We must learn to separate our actions from our feelings.  All feelings are okay, not all actions are.  I am sure many of you have heard that before, but it is important to be able to deal with anger without hurting, insulting, demeaning our children.  I personally think the ability to  be firm and  hold boundaries in a loving way takes practice.  There will always be conflict between your needs and wants and what your child needs and wants.  Add in multiple children and it just gets more complex from there.   Our children will not always be happy about the boundaries that we set, yet those boundaries are there to help them  mature and grow.  Boundaries are not mean; they look toward the future when the things your children will do as adults may cost in big ways – in their jobs, their marriages, their own parenting of your grandchildren. 

And to do that we need to be able to accept all the emotions that come with being human, but to develop the will to stay the course that will benefit our children the most.  Only can we take responsibility for our own feelings and attitudes, our own actions, and yes, our own mistakes, can we move forward and truly be free.

I hope you will join along in reading this book with me.

Many blessings and much love,

Carrie

“Love and Anger: The Parental Dilemma” Introduction

Well, let’s kick off our new book to look at chapter-by-chapter.  This book is by Nancy Samalin and Catherine Whitney.    Here is a link to this book on Amazon:  http://www.amazon.com/Love-Anger-Parental-Nancy-Samalin/dp/0140129928/ref=sr_1_1?ie=UTF8&qid=1301051202&sr=8-1

I think most of us can agree that staying home with our children all day is wonderful; we wouldn’t want to trade that for the world.  Our children are precious, they are funny, and to hear their joy and laughter just makes our hearts feel good.  All that love wrapped up in a small package of childhood.   I personally have so much gratitude that I can stay home with my children and homeschool them.

But there is often another side that seems to go with parenting these days.  I am not sure if it is due to a combination of economic stress, a lack of extended family and other support due to families being more transitory, a lack of a cohesive view toward childhood in our society, a lack of turning toward a religious or spiritual path to help support and guide the parenting journey – but mothers today seem more confused, more stressed  and yes, more angry by their children’s behavior than ever before.

There it is, that parental dilemma of love and anger toward our children.  I don’t think it does much good to pretend that anger in parenting does not exist or to even strive toward having a valium-calm household.  Peaceful and loving household, yes.  Sterile and without emotion just so any conflict might be avoided, no.  That is not life in my book.

Living with children is messy, noisy, sleep-depriving at times, joyous, fun, wonderful.  I have said it before, and I will say it again:  parenting will stretch your soul like a yoga pose you can’t get out of.

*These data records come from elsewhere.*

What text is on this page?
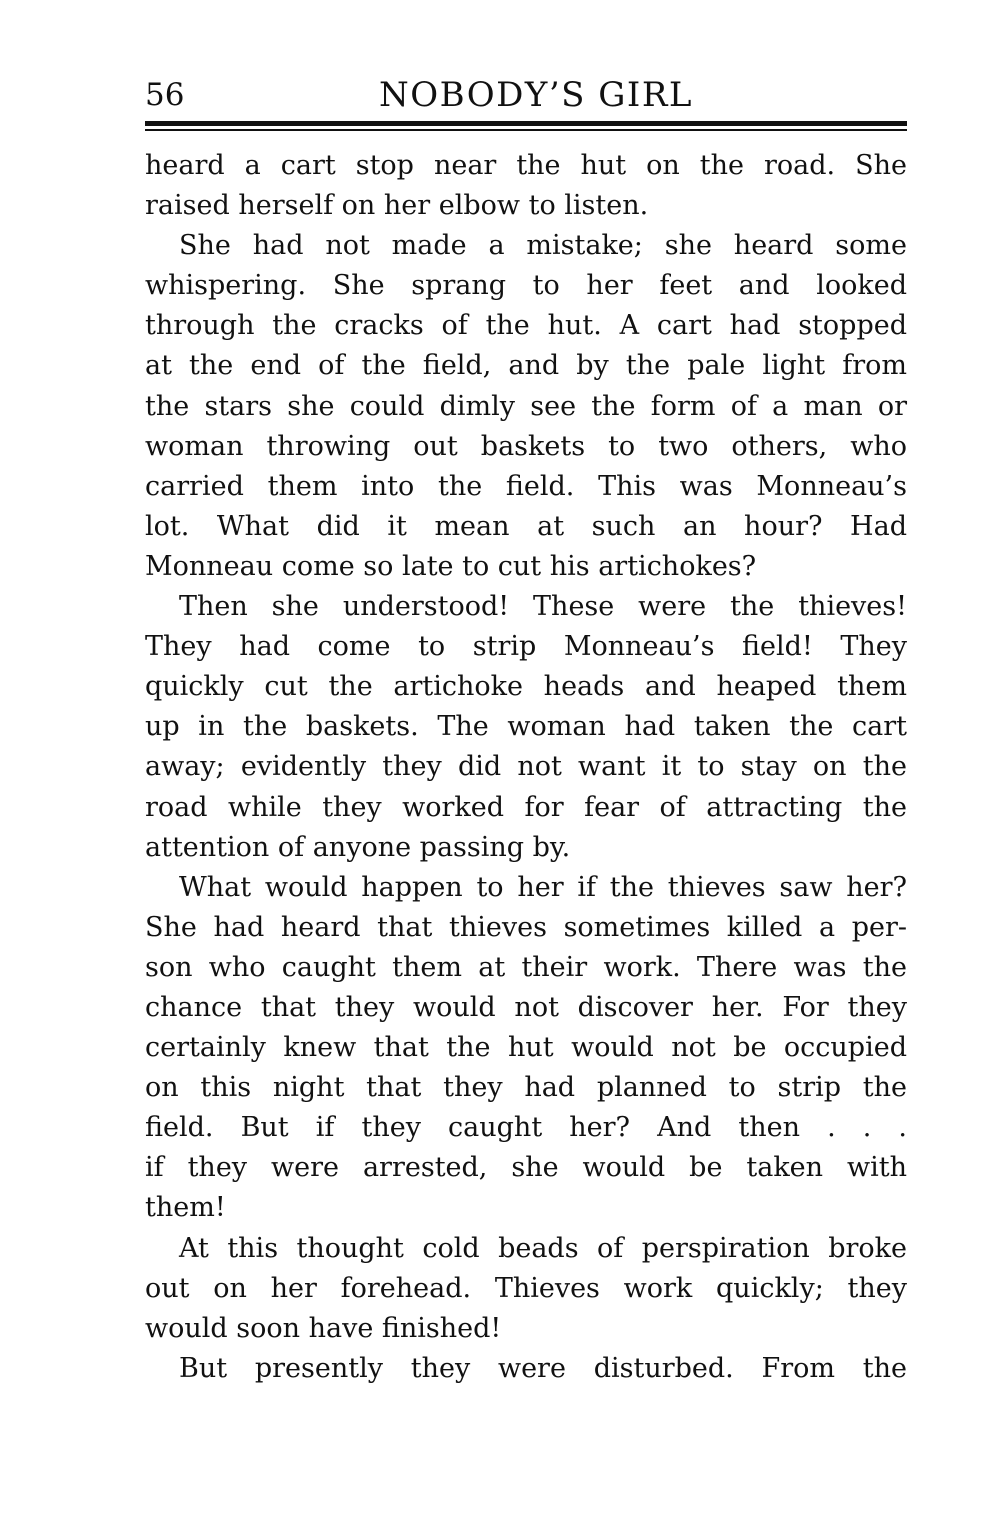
56	NOBODY’S GIRL
heard a cart stop near the hut on the road. She
raised herself on her elbow to listen.
She had not made a mistake; she heard some
whispering. She sprang to her feet and looked
through the cracks of the hut. A cart had stopped
at the end of the field, and by the pale light from
the stars she could dimly see the form of a man or
woman throwing out baskets to two others, who
carried them into the field. This was Monneau’s
lot. What did it mean at such an hour? Had
Monneau come so late to cut his artichokes?
Then she understood! These were the thieves!
They had come to strip Monneau’s field! They
quickly cut the artichoke heads and heaped them
up in the baskets. The woman had taken the cart
away; evidently they did not want it to stay on the
road while they worked for fear of attracting the
attention of anyone passing by.
What would happen to her if the thieves saw her?
She had heard that thieves sometimes killed a per-
son who caught them at their work. There was the
chance that they would not discover her. For they
certainly knew that the hut would not be occupied
on this night that they had planned to strip the
field. But if they caught her? And then . . .
if they were arrested, she would be taken with
them!
At this thought cold beads of perspiration broke
out on her forehead. Thieves work quickly; they
would soon have finished!
But presently they were disturbed. From the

I have met wonderful parents over my many years of working with parents, parents who were so mature and had it all together and were so self-controlled.  They were centered, and calm, and whilst they didn’t always do everything “right” (and what is that anyway?), they seemed to raise children who became great adults.

I want to be like that, don’t you?

So let’s take a walk through the introduction of this book!

In the Introduction to this book, the authors write, “I use this example (there is an opening example of parental anger written by none other than Dr. Benjamin Spock, MD who found himself in a blended family situation) to demonstrate that there are no absolute guidelines forged from our own experiences and the experiences of others. ….This caveat –that no single expert has all the answers-  is important to note, for you will not find  a series of no-fail solutions in the pages of this book.”

The goal of this book, the authors write, is to “offer practical, positive ways to redirect [that] anger.”